Quand je repense à mon existence d’alors, elle se déroule bien terne et désenchantée. Ainsi, c’était à ce vague et morne au jour le jour qu’aboutissaient les rêves exaltés de mon enfance et les immenses désirs de mon adolescence ? Les triomphantes amours, les conquêtes de la fortune et de l’ambition, c’était cela ? Rien que cela !

Et cependant, quelle résignation à la Loi de servitude qui régit tous les êtres ! Ces déceptions mêmes, je les acceptais avec patience ; encore y eût-il fallu pour éclaircie un peu de bonheur, si peu que ce fût. Je me trouvais si seul avec moi-même, devant mes enfants si petits dont la fraîcheur douce et l’ingénue tendresse étaient ma seule consolation… Et j’avais toute une carrière à remplir, et le succès douteux au bout : car que de vaincus et de blessés restent au revers du chemin !

Pour arriver au but, il me faudrait endurer une interminable succession de jours larvaires au bureau, d’heures difficiles au logis, toute la misère plate et aride des êtres et des choses !

Combien pesaient alors sur moi les soucis de la pauvreté, la charge d’une famille, l’inquiétude du lendemain qu’allégeait autant qu’elle le pouvait la sollicitude de ma mère ! Si encore j’avais su me créer, à côté, une carrière d’avenir ; mais laquelle, puisque je n’étais bon à rien qu’à mettre du noir sur du blanc ! Dans mon ignorance de la réalité, les professions ne me représentaient que leurs difficultés, et aucune ne m’eût séduit.

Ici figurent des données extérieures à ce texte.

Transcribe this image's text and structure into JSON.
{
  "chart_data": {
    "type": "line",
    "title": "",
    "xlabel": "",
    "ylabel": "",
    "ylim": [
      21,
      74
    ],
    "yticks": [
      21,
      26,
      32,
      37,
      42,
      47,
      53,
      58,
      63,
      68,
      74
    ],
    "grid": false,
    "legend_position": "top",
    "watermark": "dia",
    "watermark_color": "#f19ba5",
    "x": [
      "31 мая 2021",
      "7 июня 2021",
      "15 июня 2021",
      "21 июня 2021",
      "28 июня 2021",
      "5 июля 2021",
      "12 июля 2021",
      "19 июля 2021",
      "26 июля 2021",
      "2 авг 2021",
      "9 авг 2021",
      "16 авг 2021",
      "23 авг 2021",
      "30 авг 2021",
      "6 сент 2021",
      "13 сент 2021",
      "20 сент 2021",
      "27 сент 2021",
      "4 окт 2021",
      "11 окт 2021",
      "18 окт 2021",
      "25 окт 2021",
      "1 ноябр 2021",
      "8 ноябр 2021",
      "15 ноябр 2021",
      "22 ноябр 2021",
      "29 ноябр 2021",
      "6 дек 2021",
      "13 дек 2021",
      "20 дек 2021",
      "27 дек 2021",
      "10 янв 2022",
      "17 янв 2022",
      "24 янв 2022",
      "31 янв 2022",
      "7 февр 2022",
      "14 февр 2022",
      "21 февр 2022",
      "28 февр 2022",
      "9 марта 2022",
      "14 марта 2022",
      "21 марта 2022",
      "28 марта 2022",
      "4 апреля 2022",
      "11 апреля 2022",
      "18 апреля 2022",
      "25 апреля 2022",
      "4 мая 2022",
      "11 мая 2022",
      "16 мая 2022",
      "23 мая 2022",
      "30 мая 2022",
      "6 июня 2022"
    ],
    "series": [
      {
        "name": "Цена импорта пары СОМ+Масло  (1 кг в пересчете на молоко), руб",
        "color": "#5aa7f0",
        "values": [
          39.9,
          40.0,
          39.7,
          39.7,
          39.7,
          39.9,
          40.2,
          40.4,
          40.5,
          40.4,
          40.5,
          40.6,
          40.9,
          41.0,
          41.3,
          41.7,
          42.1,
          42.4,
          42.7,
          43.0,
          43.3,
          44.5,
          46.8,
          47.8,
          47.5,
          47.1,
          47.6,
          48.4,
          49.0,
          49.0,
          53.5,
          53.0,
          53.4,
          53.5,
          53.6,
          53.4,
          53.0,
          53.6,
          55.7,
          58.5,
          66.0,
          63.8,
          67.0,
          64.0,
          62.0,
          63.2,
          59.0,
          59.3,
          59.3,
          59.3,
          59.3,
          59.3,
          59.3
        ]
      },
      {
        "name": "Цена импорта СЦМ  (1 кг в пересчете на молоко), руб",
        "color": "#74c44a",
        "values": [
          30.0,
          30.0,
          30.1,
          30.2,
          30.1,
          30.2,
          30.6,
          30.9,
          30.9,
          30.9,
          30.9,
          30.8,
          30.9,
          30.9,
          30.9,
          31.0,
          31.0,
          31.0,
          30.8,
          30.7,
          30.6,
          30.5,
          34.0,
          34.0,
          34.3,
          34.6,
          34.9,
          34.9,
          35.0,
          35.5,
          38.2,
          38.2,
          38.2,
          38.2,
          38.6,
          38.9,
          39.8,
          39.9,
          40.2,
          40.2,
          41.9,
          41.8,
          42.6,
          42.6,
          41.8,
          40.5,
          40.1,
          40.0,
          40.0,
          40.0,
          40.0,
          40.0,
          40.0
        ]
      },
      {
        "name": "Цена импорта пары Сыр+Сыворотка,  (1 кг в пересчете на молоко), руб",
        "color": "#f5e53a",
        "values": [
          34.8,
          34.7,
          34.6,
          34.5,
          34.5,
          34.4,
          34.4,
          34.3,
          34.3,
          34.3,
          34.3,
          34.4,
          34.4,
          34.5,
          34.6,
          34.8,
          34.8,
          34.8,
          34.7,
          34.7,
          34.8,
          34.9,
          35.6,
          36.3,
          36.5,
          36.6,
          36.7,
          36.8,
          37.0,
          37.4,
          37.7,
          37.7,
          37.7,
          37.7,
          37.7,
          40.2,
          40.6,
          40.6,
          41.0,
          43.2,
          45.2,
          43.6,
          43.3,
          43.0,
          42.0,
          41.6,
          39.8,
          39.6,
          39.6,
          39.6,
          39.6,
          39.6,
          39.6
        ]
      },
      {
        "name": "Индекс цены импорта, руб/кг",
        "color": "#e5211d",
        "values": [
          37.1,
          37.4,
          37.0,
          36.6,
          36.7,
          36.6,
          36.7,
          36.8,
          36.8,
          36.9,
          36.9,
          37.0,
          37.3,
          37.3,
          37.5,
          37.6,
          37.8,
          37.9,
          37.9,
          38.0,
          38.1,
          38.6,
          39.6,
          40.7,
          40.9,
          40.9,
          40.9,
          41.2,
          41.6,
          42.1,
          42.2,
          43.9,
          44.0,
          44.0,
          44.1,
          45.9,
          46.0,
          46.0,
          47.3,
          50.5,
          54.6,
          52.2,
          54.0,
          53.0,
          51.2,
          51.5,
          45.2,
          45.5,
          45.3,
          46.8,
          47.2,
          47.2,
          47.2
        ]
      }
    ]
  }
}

Ce pis-aller, la copie machinale du bureau, était encore ce qui me convenait le mieux.

Et c’est là qu’Edmond de Goncourt me donna une grande preuve d’amitié. Il me questionna sur mon existence et quand il en sut les conditions précaires, il déclara à Alphonse Daudet qu’il fallait « faire quelque chose » pour moi. Cela se traduisit par l’assurance donnée par Daudet à l’éditeur Georges Decaux que j’aurais un jour du talent.

Georges Decaux était un novateur, un des esprits les plus actifs de la Librairie.

Il allait lancer La Lecture, le premier de ces magazines à grand tirage et à bon marché, qui depuis inondèrent les étalages. Il me demanda un roman, un autre que Jours d’Épreuve, plus mouvementé, plus romanesque surtout : ce devait être Pascal Géfosse qu’il me paiera cinq cents francs dans La Lecture, tandis que trois mille exemplaires en librairie m’en rapporteront quinze cents autres. Ces prix, joints à une réédition de Mon Père, me semblèrent une fortune.

En ce temps-là, en dehors des gros tirages de Zola et de Daudet, la littérature ne rapportait que faiblement. Edmond de Goncourt et Alphonse Daudet en me procurant, par le bon vouloir de Georges Decaux, la possibilité de travailler sans trop de tourment, me gratifièrent d’un bienfait dont je leur resterai toujours reconnaissant.

Je n’avais pas seulement à lutter pour la vie, mais à défendre ma santé atteinte, depuis quelques années, par la névrose cruelle de l’asthme, l’asthme aux accès imprévus, sous l’empire du froid, du chaud, de la fatigue ou d’une secousse morale ; l’asthme étrangleur, dont l’invisible étreinte vous fait râler, comme sous une meule.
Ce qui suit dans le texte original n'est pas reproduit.